La solidarité que des femmes du monde entier ont affichée avec le collectif, cela démontre la puissance de cette performance “qui dénonce l’impunité des agresseurs et qui, en réunissant toutes les femmes, permet une identification large”, relève Diana Aurenque, chercheuse en philosophie à l’Usach (université de Santiago du Chili).
Proche de ce Chili qui s’éveille
À l’échelle mondiale, le féminisme a le vent en poupe, et c’est aussi ce qui porte le phénomène LasTesis : les enjeux sont plus visibles et le public est plus réceptif, poursuit Diana Aurenque : “Il s’inscrit dans un mouvement social plus large, et il serait erroné de n’y voir qu’un combat féministe, car les féministes veulent faire partie de ce nouveau Chili qui s’éveille et y avoir une place.
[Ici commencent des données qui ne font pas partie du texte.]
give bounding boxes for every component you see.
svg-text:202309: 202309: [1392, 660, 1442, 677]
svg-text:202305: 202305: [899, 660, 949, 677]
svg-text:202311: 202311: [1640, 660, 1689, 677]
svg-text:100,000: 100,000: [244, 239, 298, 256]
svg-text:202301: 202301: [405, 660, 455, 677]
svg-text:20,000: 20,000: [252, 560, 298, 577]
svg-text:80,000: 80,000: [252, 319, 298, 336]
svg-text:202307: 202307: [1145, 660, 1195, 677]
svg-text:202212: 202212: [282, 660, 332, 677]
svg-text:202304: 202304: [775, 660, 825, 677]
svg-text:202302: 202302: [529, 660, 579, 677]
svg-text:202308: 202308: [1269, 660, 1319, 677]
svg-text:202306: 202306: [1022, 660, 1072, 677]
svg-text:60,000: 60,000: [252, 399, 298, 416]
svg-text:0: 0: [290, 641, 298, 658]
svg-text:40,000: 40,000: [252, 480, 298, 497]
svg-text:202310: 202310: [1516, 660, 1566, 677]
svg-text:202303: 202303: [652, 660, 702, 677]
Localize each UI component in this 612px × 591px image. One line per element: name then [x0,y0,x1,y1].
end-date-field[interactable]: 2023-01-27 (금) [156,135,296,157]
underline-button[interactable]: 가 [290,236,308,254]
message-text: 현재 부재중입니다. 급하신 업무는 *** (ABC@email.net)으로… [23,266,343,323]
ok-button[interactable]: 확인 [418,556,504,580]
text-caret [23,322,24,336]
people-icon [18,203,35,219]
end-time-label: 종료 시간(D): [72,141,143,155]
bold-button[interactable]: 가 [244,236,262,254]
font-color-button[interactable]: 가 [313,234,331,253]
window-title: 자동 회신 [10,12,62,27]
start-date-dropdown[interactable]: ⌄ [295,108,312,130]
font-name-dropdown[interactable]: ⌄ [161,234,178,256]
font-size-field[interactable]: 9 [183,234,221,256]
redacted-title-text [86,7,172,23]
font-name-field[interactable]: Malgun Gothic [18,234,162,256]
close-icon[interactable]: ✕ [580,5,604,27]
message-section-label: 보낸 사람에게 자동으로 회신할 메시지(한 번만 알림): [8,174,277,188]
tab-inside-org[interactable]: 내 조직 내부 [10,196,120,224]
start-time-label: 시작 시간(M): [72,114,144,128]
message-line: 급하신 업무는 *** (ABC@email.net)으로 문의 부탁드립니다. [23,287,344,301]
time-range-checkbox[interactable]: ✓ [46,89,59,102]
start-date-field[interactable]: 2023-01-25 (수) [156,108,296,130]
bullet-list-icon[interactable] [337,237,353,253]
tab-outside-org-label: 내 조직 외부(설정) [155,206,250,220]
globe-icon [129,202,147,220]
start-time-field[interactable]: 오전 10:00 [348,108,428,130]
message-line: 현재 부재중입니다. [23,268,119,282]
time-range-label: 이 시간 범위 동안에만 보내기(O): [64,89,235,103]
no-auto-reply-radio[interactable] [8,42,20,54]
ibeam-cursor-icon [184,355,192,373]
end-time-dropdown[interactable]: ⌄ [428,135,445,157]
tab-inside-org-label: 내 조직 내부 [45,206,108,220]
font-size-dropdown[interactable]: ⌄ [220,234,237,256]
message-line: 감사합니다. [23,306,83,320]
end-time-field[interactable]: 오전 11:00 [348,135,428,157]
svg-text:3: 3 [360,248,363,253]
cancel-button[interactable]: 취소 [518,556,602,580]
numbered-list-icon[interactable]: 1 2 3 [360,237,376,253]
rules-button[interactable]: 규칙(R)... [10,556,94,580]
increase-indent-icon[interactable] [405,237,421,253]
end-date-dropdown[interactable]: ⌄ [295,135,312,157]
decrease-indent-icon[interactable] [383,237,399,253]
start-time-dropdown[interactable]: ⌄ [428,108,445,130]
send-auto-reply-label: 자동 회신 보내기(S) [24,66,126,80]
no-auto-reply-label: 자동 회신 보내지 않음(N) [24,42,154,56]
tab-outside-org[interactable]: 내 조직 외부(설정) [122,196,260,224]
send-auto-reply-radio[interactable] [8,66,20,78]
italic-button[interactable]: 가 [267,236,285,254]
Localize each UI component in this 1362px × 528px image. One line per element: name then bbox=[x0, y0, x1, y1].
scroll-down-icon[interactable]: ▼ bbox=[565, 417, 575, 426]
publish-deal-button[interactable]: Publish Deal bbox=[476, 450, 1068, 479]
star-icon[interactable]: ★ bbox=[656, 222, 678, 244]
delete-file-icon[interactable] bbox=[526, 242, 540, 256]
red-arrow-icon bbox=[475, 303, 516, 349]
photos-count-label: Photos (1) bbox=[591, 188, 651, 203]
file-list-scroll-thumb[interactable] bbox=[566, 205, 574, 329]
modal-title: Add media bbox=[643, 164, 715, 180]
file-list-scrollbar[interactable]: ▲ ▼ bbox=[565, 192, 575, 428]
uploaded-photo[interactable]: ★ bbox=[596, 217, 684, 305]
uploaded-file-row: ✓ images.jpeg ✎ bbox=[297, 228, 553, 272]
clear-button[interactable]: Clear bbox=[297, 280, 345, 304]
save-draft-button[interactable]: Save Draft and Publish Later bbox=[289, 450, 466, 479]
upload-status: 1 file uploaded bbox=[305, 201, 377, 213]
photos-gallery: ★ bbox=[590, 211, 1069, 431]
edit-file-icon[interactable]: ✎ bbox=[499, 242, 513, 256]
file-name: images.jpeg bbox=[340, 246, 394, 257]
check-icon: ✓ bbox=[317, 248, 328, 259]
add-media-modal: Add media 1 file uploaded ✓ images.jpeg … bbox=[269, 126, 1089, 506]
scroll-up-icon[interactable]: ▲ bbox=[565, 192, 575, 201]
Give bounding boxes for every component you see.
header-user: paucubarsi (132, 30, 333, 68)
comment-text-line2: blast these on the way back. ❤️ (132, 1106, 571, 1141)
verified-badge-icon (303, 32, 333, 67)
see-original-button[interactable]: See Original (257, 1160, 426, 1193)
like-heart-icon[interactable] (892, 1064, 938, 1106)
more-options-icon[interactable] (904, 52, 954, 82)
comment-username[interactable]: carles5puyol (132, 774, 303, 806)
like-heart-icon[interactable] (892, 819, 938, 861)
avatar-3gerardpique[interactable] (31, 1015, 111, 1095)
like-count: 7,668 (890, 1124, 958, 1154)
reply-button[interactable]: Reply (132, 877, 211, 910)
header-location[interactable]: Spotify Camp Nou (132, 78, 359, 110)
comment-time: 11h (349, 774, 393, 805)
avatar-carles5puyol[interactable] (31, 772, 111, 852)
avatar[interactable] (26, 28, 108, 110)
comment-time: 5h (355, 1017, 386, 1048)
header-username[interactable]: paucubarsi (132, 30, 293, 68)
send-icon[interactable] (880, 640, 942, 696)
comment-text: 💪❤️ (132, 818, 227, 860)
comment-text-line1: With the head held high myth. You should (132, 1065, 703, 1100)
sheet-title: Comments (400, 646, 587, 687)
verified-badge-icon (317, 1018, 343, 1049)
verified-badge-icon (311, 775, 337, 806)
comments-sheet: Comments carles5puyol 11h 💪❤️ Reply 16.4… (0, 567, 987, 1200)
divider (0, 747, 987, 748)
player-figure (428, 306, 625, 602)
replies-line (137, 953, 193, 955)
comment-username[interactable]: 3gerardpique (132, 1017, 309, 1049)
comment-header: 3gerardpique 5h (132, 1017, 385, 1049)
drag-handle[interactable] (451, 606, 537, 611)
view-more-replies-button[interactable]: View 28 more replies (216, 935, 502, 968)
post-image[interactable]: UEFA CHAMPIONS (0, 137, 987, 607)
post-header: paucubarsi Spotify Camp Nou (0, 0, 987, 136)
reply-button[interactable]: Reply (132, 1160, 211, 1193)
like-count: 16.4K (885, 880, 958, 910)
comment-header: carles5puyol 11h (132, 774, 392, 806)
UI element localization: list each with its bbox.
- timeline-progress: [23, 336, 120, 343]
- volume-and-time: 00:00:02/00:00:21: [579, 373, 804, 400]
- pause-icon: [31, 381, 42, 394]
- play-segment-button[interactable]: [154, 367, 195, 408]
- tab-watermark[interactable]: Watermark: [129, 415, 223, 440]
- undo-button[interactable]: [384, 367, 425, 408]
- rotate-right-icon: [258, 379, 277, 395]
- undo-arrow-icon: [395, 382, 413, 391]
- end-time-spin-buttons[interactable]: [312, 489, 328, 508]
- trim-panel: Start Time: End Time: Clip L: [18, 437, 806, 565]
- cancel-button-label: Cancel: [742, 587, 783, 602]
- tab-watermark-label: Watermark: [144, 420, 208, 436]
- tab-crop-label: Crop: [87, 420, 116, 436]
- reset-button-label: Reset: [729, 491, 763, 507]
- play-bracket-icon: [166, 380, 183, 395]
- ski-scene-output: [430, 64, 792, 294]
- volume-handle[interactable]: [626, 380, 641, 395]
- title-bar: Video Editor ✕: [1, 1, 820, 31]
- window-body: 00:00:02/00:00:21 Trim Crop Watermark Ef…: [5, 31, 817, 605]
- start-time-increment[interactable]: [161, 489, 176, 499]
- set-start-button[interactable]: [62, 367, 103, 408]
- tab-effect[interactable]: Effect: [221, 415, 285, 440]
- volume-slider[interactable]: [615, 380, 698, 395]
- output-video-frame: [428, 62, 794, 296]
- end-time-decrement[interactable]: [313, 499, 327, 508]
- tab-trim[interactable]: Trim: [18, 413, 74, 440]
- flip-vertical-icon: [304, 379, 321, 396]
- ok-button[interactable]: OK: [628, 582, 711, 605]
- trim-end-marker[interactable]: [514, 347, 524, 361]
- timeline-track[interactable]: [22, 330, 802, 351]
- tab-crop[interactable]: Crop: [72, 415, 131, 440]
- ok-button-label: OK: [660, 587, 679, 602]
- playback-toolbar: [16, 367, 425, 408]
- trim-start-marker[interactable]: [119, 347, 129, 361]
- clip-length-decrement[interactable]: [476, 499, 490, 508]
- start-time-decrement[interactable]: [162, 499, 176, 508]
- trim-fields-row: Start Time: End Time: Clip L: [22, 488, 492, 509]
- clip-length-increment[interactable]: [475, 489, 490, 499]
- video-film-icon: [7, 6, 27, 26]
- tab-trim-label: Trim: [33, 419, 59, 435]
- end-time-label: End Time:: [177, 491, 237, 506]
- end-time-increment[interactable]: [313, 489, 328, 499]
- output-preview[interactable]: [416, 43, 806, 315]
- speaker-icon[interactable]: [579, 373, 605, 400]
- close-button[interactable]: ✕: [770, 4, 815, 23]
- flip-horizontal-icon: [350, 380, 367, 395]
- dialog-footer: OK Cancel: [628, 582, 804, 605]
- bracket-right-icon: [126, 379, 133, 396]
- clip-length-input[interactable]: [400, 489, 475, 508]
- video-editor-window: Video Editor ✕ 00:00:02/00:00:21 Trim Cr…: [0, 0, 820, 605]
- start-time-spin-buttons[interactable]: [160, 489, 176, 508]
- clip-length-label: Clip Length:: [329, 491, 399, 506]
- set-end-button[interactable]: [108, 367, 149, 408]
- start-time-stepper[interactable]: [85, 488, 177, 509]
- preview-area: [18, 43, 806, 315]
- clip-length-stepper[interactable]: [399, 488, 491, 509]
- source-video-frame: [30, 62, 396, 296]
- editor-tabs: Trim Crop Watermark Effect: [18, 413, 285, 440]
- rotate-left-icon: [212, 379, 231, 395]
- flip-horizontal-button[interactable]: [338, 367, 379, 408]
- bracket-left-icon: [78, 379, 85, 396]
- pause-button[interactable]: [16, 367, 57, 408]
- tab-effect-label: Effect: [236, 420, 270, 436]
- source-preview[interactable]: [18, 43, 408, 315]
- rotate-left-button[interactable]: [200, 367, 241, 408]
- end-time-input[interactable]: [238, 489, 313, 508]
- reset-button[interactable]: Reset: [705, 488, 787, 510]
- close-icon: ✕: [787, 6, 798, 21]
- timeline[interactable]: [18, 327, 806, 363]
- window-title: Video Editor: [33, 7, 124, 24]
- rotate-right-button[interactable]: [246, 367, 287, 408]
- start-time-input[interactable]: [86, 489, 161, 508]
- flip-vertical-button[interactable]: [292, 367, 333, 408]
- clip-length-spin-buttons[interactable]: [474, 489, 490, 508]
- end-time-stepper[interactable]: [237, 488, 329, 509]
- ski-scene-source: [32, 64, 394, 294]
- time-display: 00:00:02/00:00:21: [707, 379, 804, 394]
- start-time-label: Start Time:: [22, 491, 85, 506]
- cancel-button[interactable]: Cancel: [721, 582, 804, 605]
La fin des violences est un appel transversal.”
L’étincelle des débuts commence à se rationaliser sous la forme de petits groupes qui, maintenant, formalisent leurs revendications. “Certains n’y voient que pure colère et irrationalité sans comprendre qu’il y a une volonté profonde de mobilisation et de changement”, insiste la chercheuse de l’Usach, soulignant que le côté cathartique de la performance fait davantage que “vingt ans de politiques publiques”.
Un fardeau en moins
Car rares sont les plaintes pour violences sexuelles qui aboutissent en justice, rappelle Diana Aurenque. “L’État ne se mobilise pas sur ces sujets et, par conséquent, il y a quelque chose de thérapeutique dans le fait de se déplacer, de participer et de prononcer ces mots très forts. De nombreuses femmes ont osé prendre la parole sur les réseaux sociaux pour dénoncer les violences qu’elles ont elles-mêmes vécues, et qu’elles taisaient depuis vingt ou trente ans. S’ouvrir et se libérer d’un tel fardeau, c’est énorme.”
Pour la philosophe Diana Aurenque, la performance a aussi pour vertu de dénoncer la culpabilisation de la victime :
« Faire porter à la femme la responsabilité du viol qu’elle a subi est typique de la société chilienne. »
Il n’en reste pas moins que le succès de la performance auprès de tant de femmes de tous âges doit beaucoup à son inventivité, estime l’avocate Lorena Fries. “Quand nous étions jeunes, la conscience des inégalités était bien moins forte. Aujourd’hui, nous, femmes mûres, voulons soutenir ce mouvement, et le mouvement plus général en faveur d’un État solidaire et démocratique au Chili.”